2. Internal data Q&A over governed sources

Replaces "can someone pull this report?" Slack messages. The agent calls MCP servers wrapping Snowflake, dbt metadata, and Looker. ROI shows up in analyst hours, not in flashy demos.

3. Code modernization at scale

Multi-agent setup: a planner reads the codebase, workers refactor file-by-file, a reviewer agent runs tests and proposes diffs. Used recently to migrate a 400k-LOC Java 8 monolith to Java 21 in weeks rather than quarters.

The production checklist

Before shipping any agent, verify:

  • [ ] Tool schemas are typed and validated (Pydantic, Zod, JSON Schema).

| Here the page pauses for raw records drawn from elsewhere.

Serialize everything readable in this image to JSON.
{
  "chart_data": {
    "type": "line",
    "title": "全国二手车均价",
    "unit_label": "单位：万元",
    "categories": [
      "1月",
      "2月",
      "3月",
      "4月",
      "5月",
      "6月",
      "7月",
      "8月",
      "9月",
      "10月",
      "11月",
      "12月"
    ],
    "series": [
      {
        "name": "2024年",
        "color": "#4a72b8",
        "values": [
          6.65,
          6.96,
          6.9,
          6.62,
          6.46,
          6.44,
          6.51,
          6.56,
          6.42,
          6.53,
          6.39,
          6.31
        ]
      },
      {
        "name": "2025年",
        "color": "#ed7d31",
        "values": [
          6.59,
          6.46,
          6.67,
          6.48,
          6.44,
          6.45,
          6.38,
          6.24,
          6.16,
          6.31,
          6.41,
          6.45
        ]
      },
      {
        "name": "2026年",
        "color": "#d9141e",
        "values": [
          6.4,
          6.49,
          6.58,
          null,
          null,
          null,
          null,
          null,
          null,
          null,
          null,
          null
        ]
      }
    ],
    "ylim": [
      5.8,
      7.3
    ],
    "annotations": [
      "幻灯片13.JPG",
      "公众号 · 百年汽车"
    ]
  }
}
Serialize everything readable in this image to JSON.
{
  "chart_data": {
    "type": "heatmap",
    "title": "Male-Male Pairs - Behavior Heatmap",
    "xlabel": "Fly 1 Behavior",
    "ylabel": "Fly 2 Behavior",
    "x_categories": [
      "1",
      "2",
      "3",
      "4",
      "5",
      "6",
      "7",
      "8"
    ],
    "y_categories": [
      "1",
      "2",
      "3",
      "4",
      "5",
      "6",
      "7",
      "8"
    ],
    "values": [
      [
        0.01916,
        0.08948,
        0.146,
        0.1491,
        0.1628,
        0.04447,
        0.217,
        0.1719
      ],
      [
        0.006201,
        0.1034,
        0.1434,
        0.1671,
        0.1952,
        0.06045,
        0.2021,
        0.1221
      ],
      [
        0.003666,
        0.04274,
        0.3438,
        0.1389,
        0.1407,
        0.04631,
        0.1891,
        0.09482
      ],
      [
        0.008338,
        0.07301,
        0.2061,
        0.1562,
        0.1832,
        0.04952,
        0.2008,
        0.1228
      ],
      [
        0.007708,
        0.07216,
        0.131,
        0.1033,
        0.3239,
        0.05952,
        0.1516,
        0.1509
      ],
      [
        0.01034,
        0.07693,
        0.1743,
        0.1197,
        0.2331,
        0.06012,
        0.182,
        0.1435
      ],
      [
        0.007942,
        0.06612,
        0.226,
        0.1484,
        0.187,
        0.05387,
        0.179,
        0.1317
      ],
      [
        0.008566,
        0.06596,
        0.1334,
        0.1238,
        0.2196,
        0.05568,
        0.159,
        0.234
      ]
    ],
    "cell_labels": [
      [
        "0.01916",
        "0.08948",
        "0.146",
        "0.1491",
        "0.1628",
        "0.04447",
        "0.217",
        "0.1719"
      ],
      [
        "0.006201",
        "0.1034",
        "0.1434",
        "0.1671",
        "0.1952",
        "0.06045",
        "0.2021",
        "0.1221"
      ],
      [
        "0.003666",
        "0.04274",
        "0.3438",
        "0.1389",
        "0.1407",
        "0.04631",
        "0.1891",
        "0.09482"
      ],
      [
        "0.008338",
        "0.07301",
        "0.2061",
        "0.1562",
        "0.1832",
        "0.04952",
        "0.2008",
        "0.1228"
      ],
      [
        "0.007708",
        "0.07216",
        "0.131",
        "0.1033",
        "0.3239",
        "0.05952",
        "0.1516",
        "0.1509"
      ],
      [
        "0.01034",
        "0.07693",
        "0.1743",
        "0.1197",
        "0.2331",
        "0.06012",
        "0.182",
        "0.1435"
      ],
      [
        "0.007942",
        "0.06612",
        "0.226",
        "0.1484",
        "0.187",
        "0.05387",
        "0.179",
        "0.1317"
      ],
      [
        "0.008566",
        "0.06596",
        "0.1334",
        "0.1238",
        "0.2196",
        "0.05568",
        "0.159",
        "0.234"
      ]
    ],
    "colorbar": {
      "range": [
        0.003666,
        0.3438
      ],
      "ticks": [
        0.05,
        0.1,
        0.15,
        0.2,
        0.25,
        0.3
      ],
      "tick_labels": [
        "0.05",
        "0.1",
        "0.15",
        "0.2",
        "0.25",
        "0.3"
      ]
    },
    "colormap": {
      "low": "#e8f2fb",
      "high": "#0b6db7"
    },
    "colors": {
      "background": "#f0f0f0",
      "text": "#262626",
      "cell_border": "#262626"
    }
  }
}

Bad schemas = hallucinated arguments.
  • [ ] Every tool call is idempotent or has a confirmation step for destructive actions.
  • [ ] Token and step budgets are enforced (max iterations, max cost per session).
  • [ ] Traces are captured with LangSmith, Langfuse, or OpenTelemetry GenAI semantic conventions.
  • [ ] Eval suite runs in CI — golden tasks + LLM-as-judge for regression detection on model upgrades.
  • [ ] Secrets never reach the model context (use tool-side auth, not prompt-injected tokens).
  • [ ] Prompt injection defenses on any tool that ingests external content (emails, web pages, PDFs).
  • [ ] Human-in-the-loop gates on actions above a defined risk threshold.

The last two are non-negotiable. The OWASP LLM Top 10 (2025) ranks prompt injection and excessive agency as the top two risks for agentic systems — and we see both regularly in audits.

Key takeaways

  • MCP is becoming the default integration layer for AI agents — design new tool integrations as MCP servers, not framework-specific adapters.
  • Start with a single agent. Move to multi-agent only when you have measurable evidence the orchestration cost is justified.
  • Tool design dominates agent quality. Typed schemas, idempotency, and clear descriptions matter more than prompt engineering.
  • Treat agents as software, not magic: CI evals, tracing, budget enforcement, and security gates are mandatory.
  • The fast ROI lives in internal workflows (support, data Q&A, code modernization) — not in customer-facing autonomous agents, where the failure cost is still too high in most regulated industries.